Blair D. Howard, Schneeweis's attorney, said that the school system has repaid his client's hard work and integrity with shame and unfounded accusations. "Her basketball teams, through her leadership, have brought pride and honor to that school, and they've done just the opposite to her," said Howard. "They've created a cloud of suspicion around her."
Schneeweis, 33, has built a 103-35 career record in seven years at Robinson. Her teams improved each year, culminating with a Virginia AAA championship last season. Schneeweis's team, which was 3-0 at the time she was suspended with pay, is currently 15-2 under assistant principal Greg Coughan.
The four school administrators named in the suit -- Deputy Superintendent Rocky Jacobs, Assistant Superintendent Allen Leis, Principal William Jackson and School Board Chairman Kohann Whitney -- could not be reached for comment or refused to discuss the suit because they had not yet obtained a copy.
Howard said Jackson violated the school system's personnel policy when he failed to give Schneeweis written notification explaining her suspension. Schneeweis should also have been allowed to appeal her case to the school board, Howard said.
"If she's done something wrong, if there's any basis for her suspension, then tell us what it is and give us an opportunity to meet the people who have pointed a finger at her and confront them," he said.
But Deloris Bohen, spokeswoman for the Fairfax schools, said yesterday that county regulations do not require written notice or school board appeals when coaches or club sponsors are suspended.
The job as girls basketball coach "is not covered by our regulations. Principals can change coaches from one season to the next," said Bohen, adding that as a matter of professional courtesy a principal would usually explain to the teacher why he or she was being suspended.

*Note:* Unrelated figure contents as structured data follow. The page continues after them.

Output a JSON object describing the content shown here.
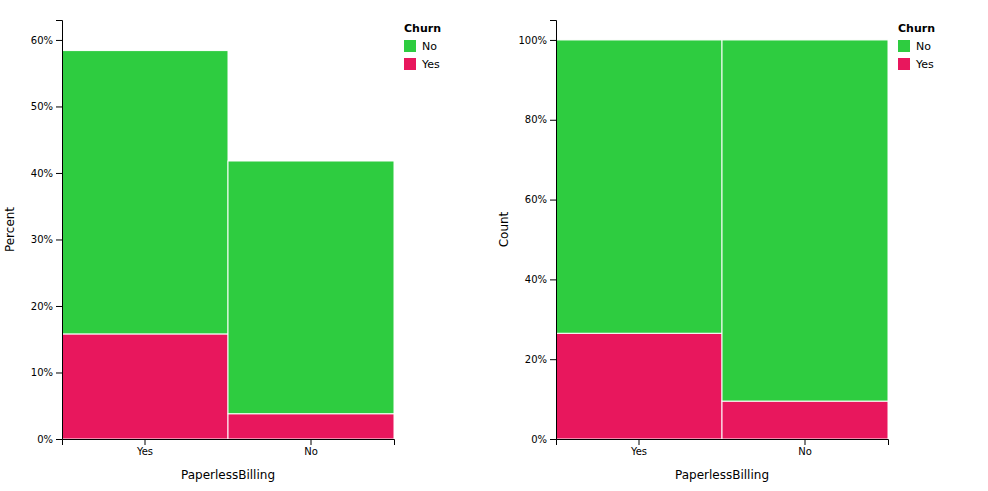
{
  "chart_data": [
    {
      "type": "bar",
      "stacked": true,
      "categories": [
        "Yes",
        "No"
      ],
      "series": [
        {
          "name": "Yes",
          "color": "#E8175D",
          "values": [
            15.8,
            3.8
          ]
        },
        {
          "name": "No",
          "color": "#2ECC40",
          "values": [
            42.6,
            38.0
          ]
        }
      ],
      "xlabel": "PaperlessBilling",
      "ylabel": "Percent",
      "ylim": [
        0,
        63
      ],
      "yticks": [
        {
          "value": 0,
          "label": "0%"
        },
        {
          "value": 10,
          "label": "10%"
        },
        {
          "value": 20,
          "label": "20%"
        },
        {
          "value": 30,
          "label": "30%"
        },
        {
          "value": 40,
          "label": "40%"
        },
        {
          "value": 50,
          "label": "50%"
        },
        {
          "value": 60,
          "label": "60%"
        }
      ],
      "legend": "upper right",
      "legend_title": "Churn",
      "grid": false
    },
    {
      "type": "bar",
      "stacked": true,
      "categories": [
        "Yes",
        "No"
      ],
      "series": [
        {
          "name": "Yes",
          "color": "#E8175D",
          "values": [
            26.5,
            9.5
          ]
        },
        {
          "name": "No",
          "color": "#2ECC40",
          "values": [
            73.5,
            90.5
          ]
        }
      ],
      "xlabel": "PaperlessBilling",
      "ylabel": "Count",
      "ylim": [
        0,
        105
      ],
      "yticks": [
        {
          "value": 0,
          "label": "0%"
        },
        {
          "value": 20,
          "label": "20%"
        },
        {
          "value": 40,
          "label": "40%"
        },
        {
          "value": 60,
          "label": "60%"
        },
        {
          "value": 80,
          "label": "80%"
        },
        {
          "value": 100,
          "label": "100%"
        }
      ],
      "legend": "upper right",
      "legend_title": "Churn",
      "grid": false
    }
  ]
}
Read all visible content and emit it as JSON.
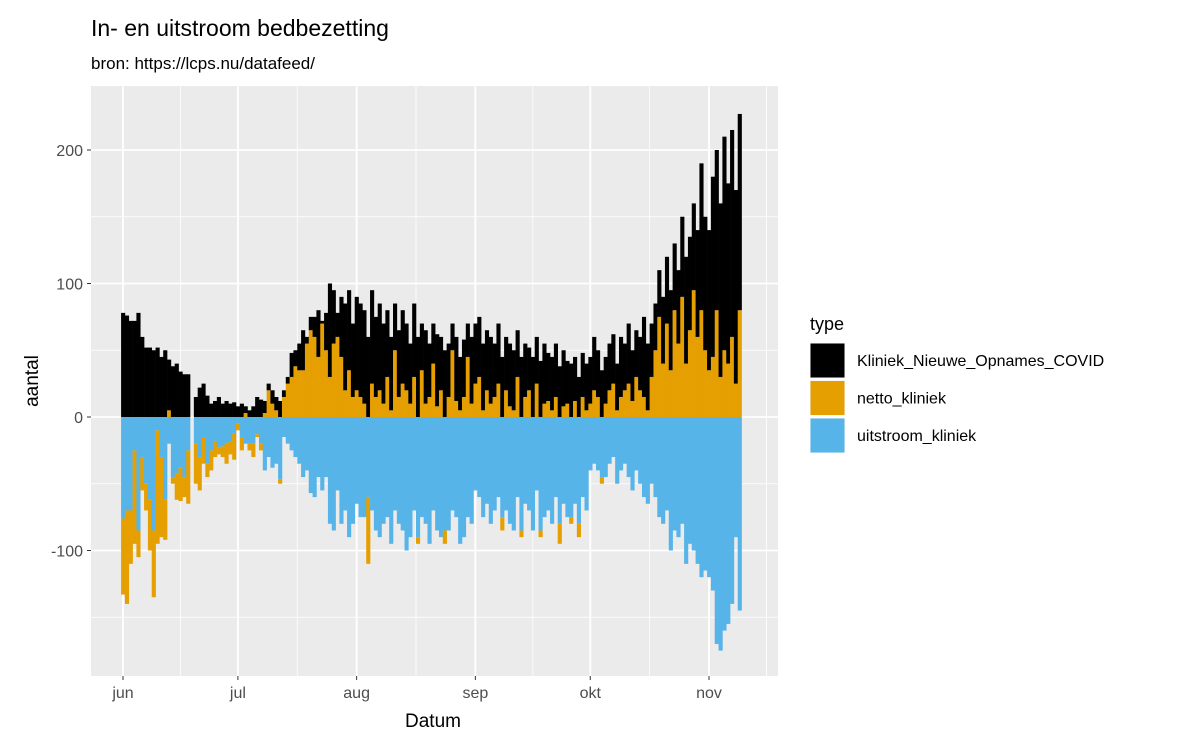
{
  "chart_data": {
    "type": "bar",
    "stacked": true,
    "title": "In- en uitstroom bedbezetting",
    "subtitle": "bron: https://lcps.nu/datafeed/",
    "xlabel": "Datum",
    "ylabel": "aantal",
    "x_start": "2020-06-01",
    "x_ticks": [
      "jun",
      "jul",
      "aug",
      "sep",
      "okt",
      "nov"
    ],
    "x_tick_days": [
      0,
      30,
      61,
      92,
      122,
      153
    ],
    "y_ticks": [
      -100,
      0,
      100,
      200
    ],
    "ylim": [
      -182,
      260
    ],
    "legend": {
      "title": "type",
      "position": "right"
    },
    "series": [
      {
        "name": "Kliniek_Nieuwe_Opnames_COVID",
        "color": "#000000",
        "values": [
          78,
          76,
          72,
          72,
          78,
          60,
          52,
          52,
          50,
          52,
          45,
          50,
          38,
          38,
          40,
          34,
          32,
          32,
          null,
          15,
          22,
          25,
          16,
          10,
          12,
          15,
          10,
          12,
          10,
          11,
          8,
          10,
          5,
          5,
          8,
          15,
          13,
          9,
          5,
          10,
          10,
          12,
          5,
          5,
          18,
          12,
          20,
          30,
          5,
          10,
          15,
          35,
          2,
          28,
          70,
          40,
          18,
          45,
          65,
          60,
          55,
          70,
          70,
          70,
          60,
          70,
          60,
          65,
          60,
          50,
          55,
          35,
          50,
          55,
          50,
          45,
          55,
          60,
          35,
          55,
          40,
          30,
          54,
          40,
          50,
          40,
          20,
          48,
          40,
          43,
          25,
          50,
          45,
          45,
          50,
          45,
          50,
          40,
          45,
          45,
          40,
          47,
          45,
          35,
          45,
          40,
          32,
          45,
          35,
          42,
          45,
          36,
          40,
          40,
          38,
          42,
          32,
          40,
          33,
          30,
          33,
          35,
          35,
          40,
          35,
          35,
          35,
          35,
          37,
          35,
          45,
          35,
          45,
          38,
          35,
          40,
          60,
          50,
          40,
          35,
          35,
          50,
          50,
          60,
          50,
          55,
          60,
          80,
          70,
          65,
          80,
          110,
          100,
          105,
          135,
          120,
          130,
          160,
          135,
          155,
          145,
          147
        ]
      },
      {
        "name": "netto_kliniek",
        "color": "#E69F00",
        "values": [
          -57,
          -70,
          -40,
          -70,
          -20,
          -25,
          -20,
          -38,
          -50,
          -85,
          -60,
          -30,
          5,
          -5,
          -20,
          -25,
          -15,
          -40,
          null,
          -30,
          -25,
          -20,
          -10,
          -15,
          -12,
          -5,
          -8,
          -15,
          -10,
          -20,
          -5,
          -10,
          3,
          -5,
          -10,
          -2,
          -5,
          3,
          20,
          10,
          5,
          -3,
          15,
          25,
          30,
          38,
          35,
          35,
          55,
          65,
          60,
          45,
          70,
          50,
          30,
          55,
          60,
          45,
          20,
          35,
          15,
          20,
          15,
          10,
          -50,
          25,
          15,
          20,
          10,
          30,
          5,
          50,
          15,
          25,
          20,
          10,
          30,
          -5,
          35,
          10,
          15,
          40,
          8,
          20,
          -10,
          15,
          50,
          12,
          5,
          15,
          45,
          10,
          25,
          30,
          5,
          20,
          10,
          15,
          25,
          -10,
          20,
          8,
          5,
          30,
          -5,
          15,
          20,
          0,
          25,
          -5,
          10,
          12,
          5,
          15,
          -15,
          8,
          10,
          -5,
          12,
          -10,
          15,
          5,
          10,
          20,
          15,
          -5,
          10,
          20,
          25,
          5,
          15,
          20,
          25,
          12,
          30,
          20,
          15,
          5,
          30,
          50,
          75,
          40,
          70,
          35,
          80,
          55,
          90,
          40,
          65,
          95,
          60,
          80,
          50,
          35,
          45,
          80,
          30,
          50,
          40,
          60,
          25,
          80
        ]
      },
      {
        "name": "uitstroom_kliniek",
        "color": "#56B4E9",
        "values": [
          -76,
          -70,
          -70,
          -25,
          -85,
          -30,
          -50,
          -62,
          -85,
          -10,
          -30,
          -62,
          -20,
          -45,
          -42,
          -38,
          -45,
          -25,
          null,
          -20,
          -30,
          -15,
          -35,
          -25,
          -18,
          -23,
          -22,
          -20,
          -18,
          -12,
          -5,
          -15,
          -20,
          -20,
          -20,
          -13,
          -20,
          -40,
          -30,
          -38,
          -35,
          -47,
          -15,
          -20,
          -25,
          -30,
          -35,
          -45,
          -40,
          -57,
          -60,
          -45,
          -55,
          -45,
          -80,
          -85,
          -55,
          -80,
          -70,
          -90,
          -80,
          -65,
          -75,
          -75,
          -60,
          -70,
          -85,
          -90,
          -80,
          -75,
          -95,
          -70,
          -80,
          -85,
          -100,
          -90,
          -70,
          -90,
          -75,
          -80,
          -95,
          -70,
          -85,
          -90,
          -85,
          -85,
          -70,
          -75,
          -95,
          -90,
          -75,
          -80,
          -55,
          -60,
          -75,
          -65,
          -80,
          -70,
          -60,
          -75,
          -70,
          -80,
          -85,
          -60,
          -85,
          -65,
          -70,
          -85,
          -55,
          -85,
          -75,
          -70,
          -80,
          -60,
          -80,
          -65,
          -75,
          -75,
          -65,
          -80,
          -60,
          -70,
          -40,
          -35,
          -40,
          -45,
          -45,
          -35,
          -30,
          -50,
          -40,
          -35,
          -45,
          -55,
          -40,
          -50,
          -60,
          -65,
          -50,
          -60,
          -75,
          -80,
          -70,
          -100,
          -85,
          -90,
          -80,
          -110,
          -95,
          -100,
          -110,
          -120,
          -115,
          -120,
          -130,
          -170,
          -175,
          -160,
          -155,
          -140,
          -90,
          -145
        ]
      }
    ]
  }
}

Schneeweis's status has remained in limbo since the suspension as the school system awaited a report from the Department of Human Relations that was investigating complaints lodged by several parents.

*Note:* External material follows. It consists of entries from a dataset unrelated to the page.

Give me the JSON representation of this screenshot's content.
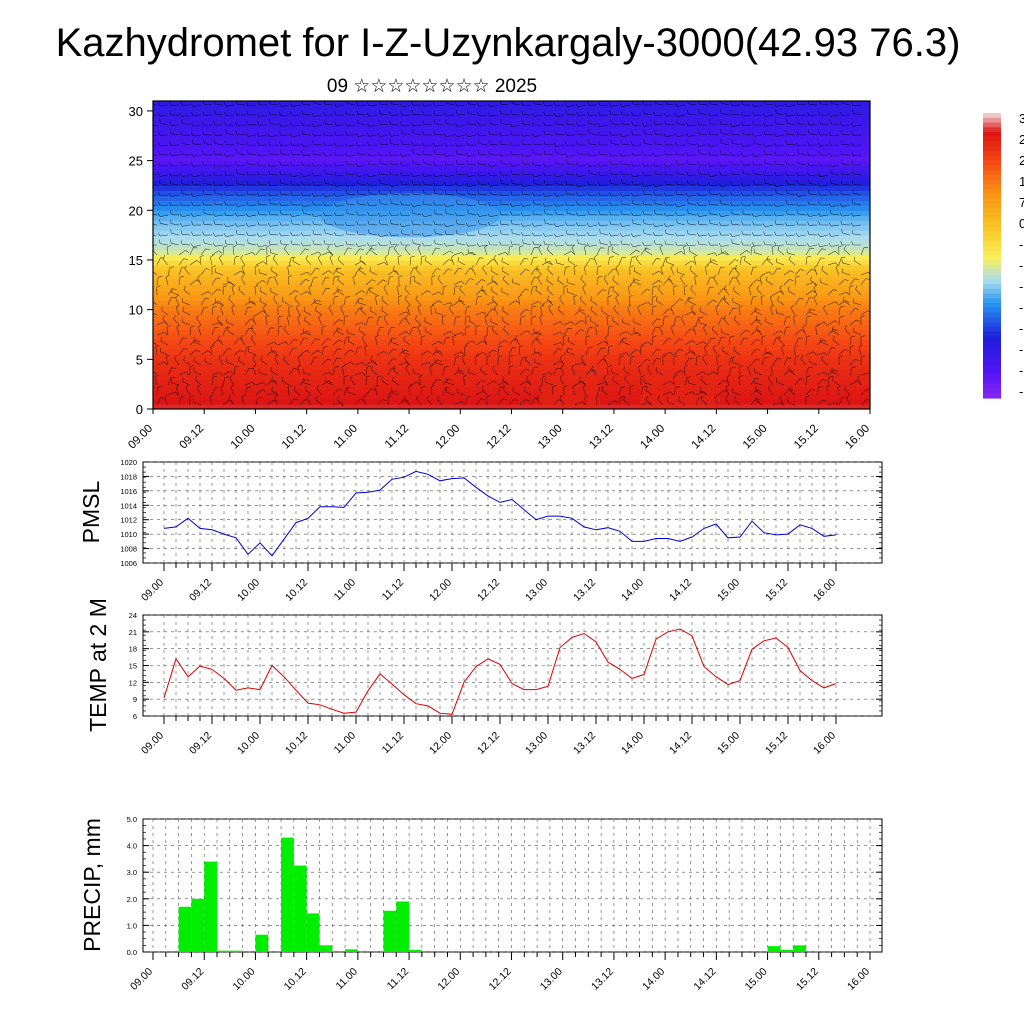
{
  "title": "Kazhydromet for I-Z-Uzynkargaly-3000(42.93 76.3)",
  "subtitle": "09 ☆☆☆☆☆☆☆☆ 2025",
  "time_labels": [
    "09.00",
    "09.12",
    "10.00",
    "10.12",
    "11.00",
    "11.12",
    "12.00",
    "12.12",
    "13.00",
    "13.12",
    "14.00",
    "14.12",
    "15.00",
    "15.12",
    "16.00"
  ],
  "colors": {
    "pmsl": "#0000dd",
    "temp": "#dd0000",
    "precip": "#00ee00"
  },
  "chart_data": [
    {
      "id": "cross-section",
      "type": "heatmap",
      "y_ticks": [
        0,
        5,
        10,
        15,
        20,
        25,
        30
      ],
      "ylim": [
        0,
        31
      ],
      "colorbar_ticks": [
        "3",
        "2",
        "2",
        "1",
        "7",
        "0",
        "-",
        "-",
        "-",
        "-",
        "-",
        "-",
        "-",
        "-"
      ],
      "level_profile": [
        {
          "y": 0,
          "v": 0.95
        },
        {
          "y": 5,
          "v": 0.88
        },
        {
          "y": 10,
          "v": 0.76
        },
        {
          "y": 14,
          "v": 0.62
        },
        {
          "y": 16,
          "v": 0.45
        },
        {
          "y": 19,
          "v": 0.38
        },
        {
          "y": 22,
          "v": 0.26
        },
        {
          "y": 24,
          "v": 0.14
        },
        {
          "y": 25,
          "v": 0.08
        },
        {
          "y": 27,
          "v": 0.12
        },
        {
          "y": 31,
          "v": 0.18
        }
      ]
    },
    {
      "id": "pmsl",
      "type": "line",
      "ylabel": "PMSL",
      "ylim": [
        1006,
        1020
      ],
      "y_ticks": [
        1006,
        1008,
        1010,
        1012,
        1014,
        1016,
        1018,
        1020
      ],
      "x_step_hours": 3,
      "values": [
        1010.8,
        1011.0,
        1012.2,
        1010.8,
        1010.6,
        1010.0,
        1009.5,
        1007.2,
        1008.8,
        1007.0,
        1009.3,
        1011.6,
        1012.2,
        1013.8,
        1013.8,
        1013.7,
        1015.7,
        1015.8,
        1016.1,
        1017.6,
        1017.9,
        1018.7,
        1018.3,
        1017.4,
        1017.7,
        1017.8,
        1016.5,
        1015.3,
        1014.4,
        1014.8,
        1013.4,
        1012.0,
        1012.5,
        1012.5,
        1012.2,
        1011.0,
        1010.6,
        1010.9,
        1010.4,
        1009.0,
        1009.0,
        1009.4,
        1009.4,
        1009.0,
        1009.6,
        1010.8,
        1011.4,
        1009.5,
        1009.6,
        1011.8,
        1010.2,
        1009.9,
        1010.0,
        1011.3,
        1010.8,
        1009.7,
        1009.9
      ]
    },
    {
      "id": "temp",
      "type": "line",
      "ylabel": "TEMP at 2 M",
      "ylim": [
        6,
        24
      ],
      "y_ticks": [
        6,
        9,
        12,
        15,
        18,
        21,
        24
      ],
      "x_step_hours": 3,
      "values": [
        9.2,
        16.2,
        13.0,
        14.9,
        14.3,
        12.7,
        10.6,
        11.0,
        10.7,
        15.0,
        13.0,
        10.6,
        8.3,
        8.0,
        7.2,
        6.5,
        6.7,
        10.5,
        13.5,
        11.7,
        9.8,
        8.2,
        7.8,
        6.5,
        6.3,
        12.0,
        14.8,
        16.2,
        15.2,
        11.8,
        10.7,
        10.7,
        11.3,
        18.2,
        20.0,
        20.7,
        19.2,
        15.6,
        14.3,
        12.7,
        13.4,
        19.7,
        21.0,
        21.5,
        20.3,
        14.8,
        13.0,
        11.6,
        12.3,
        17.9,
        19.4,
        19.9,
        18.2,
        14.1,
        12.3,
        11.0,
        11.8
      ]
    },
    {
      "id": "precip",
      "type": "bar",
      "ylabel": "PRECIP, mm",
      "ylim": [
        0,
        5
      ],
      "y_ticks": [
        "0.0",
        "1.0",
        "2.0",
        "3.0",
        "4.0",
        "5.0"
      ],
      "x_step_hours": 3,
      "values": [
        0,
        0,
        1.7,
        2.0,
        3.4,
        0.05,
        0.05,
        0,
        0.65,
        0,
        4.3,
        3.25,
        1.45,
        0.25,
        0,
        0.1,
        0,
        0,
        1.55,
        1.9,
        0.08,
        0,
        0,
        0,
        0,
        0,
        0,
        0,
        0,
        0,
        0,
        0,
        0,
        0,
        0,
        0,
        0,
        0,
        0,
        0,
        0,
        0,
        0,
        0,
        0,
        0,
        0,
        0,
        0.22,
        0.08,
        0.25,
        0,
        0,
        0,
        0,
        0
      ]
    }
  ]
}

Dan Jackson, head of Human Relations, said the report was delivered late Monday to Robinson's principal, but he would not discuss its conclusions.
"It's a thorough report," said Jackson. "In making reports, I analyze and if I feel there is a need, I make recommendations but they are only recommendations. In this case, there are several recommendations."

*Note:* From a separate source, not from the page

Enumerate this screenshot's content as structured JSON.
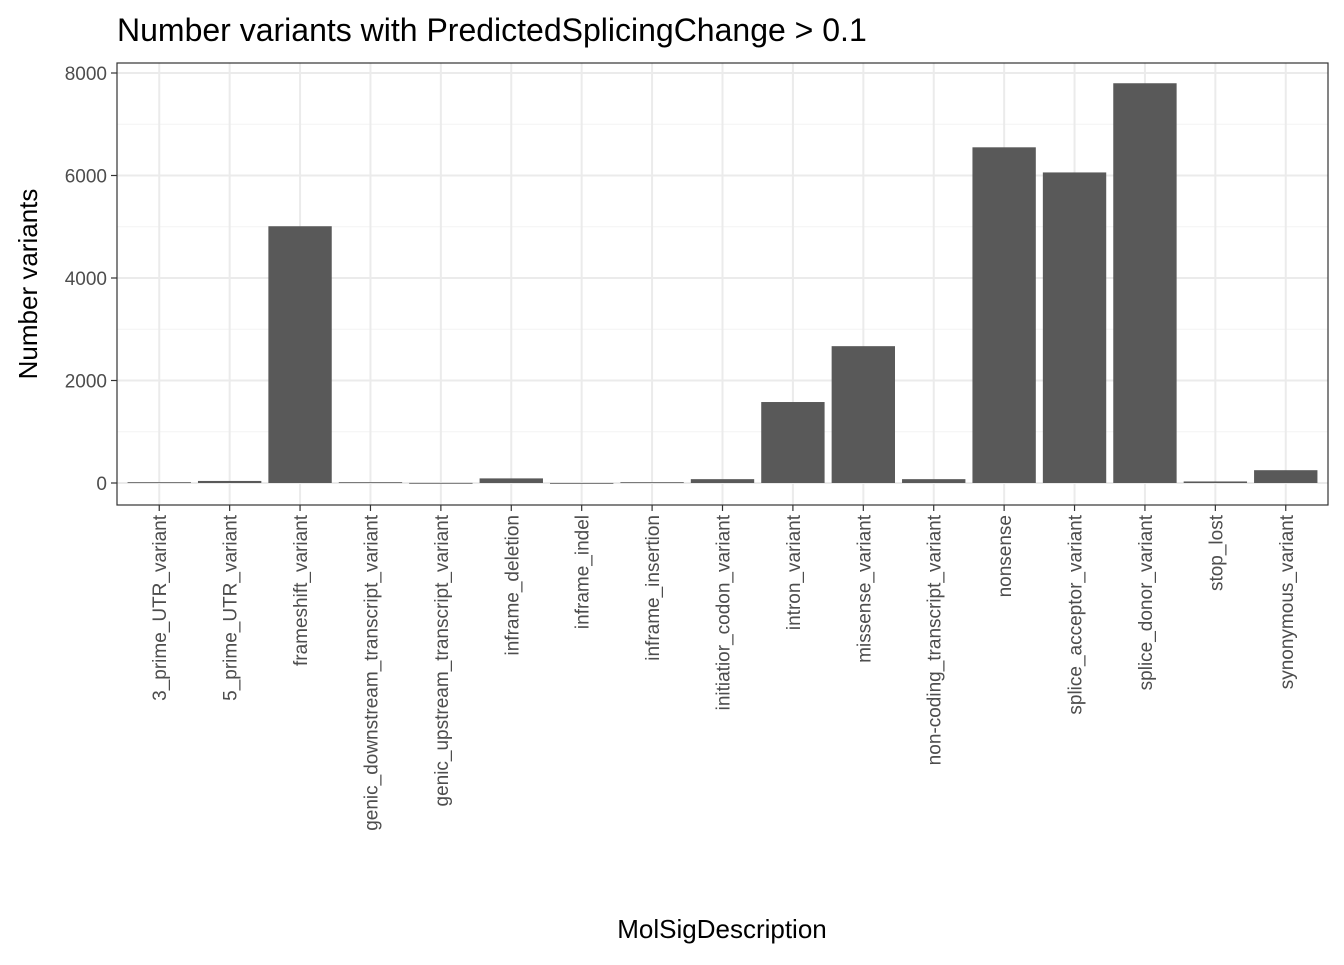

William Jackson said through a spokesman that he had not yet made a decision on whether to reinstate Schneeweis or to maintain the suspension. He said he would probably make a decision by the end of the week.
The girls basketball team has four regular season games remaining before regional playoffs begin March 5. Howard accused the school system of intentionally delaying its response to Schneeweis's request for a hearing "to avoid her coming back as coach before this basketball season has ended."
Sally Todd, executive director of the Fairfax County Federation of Teachers, said yesterday that the debate surrounding Schneeweis is further illustration of how the school administration has grown increasingly reluctant to stand up against vocal parents who become "overly excited" or "overly protective."
"It's always easier to grease the squeaky wheel than it is to draw the line and say, 'We understand your concern, but we're sorry,' " said Todd, adding that Jackson appeared to be one of Schneeweis's staunchest supporters until the days before he told the coach that she was suspended indefinitely.
Todd also said that Schneeweis's success ironically may have fueled the emotional fires now mounting against her. Todd said parents are even more excited about their girls getting playing time if the team is a state champion enjoying a great deal of public attention.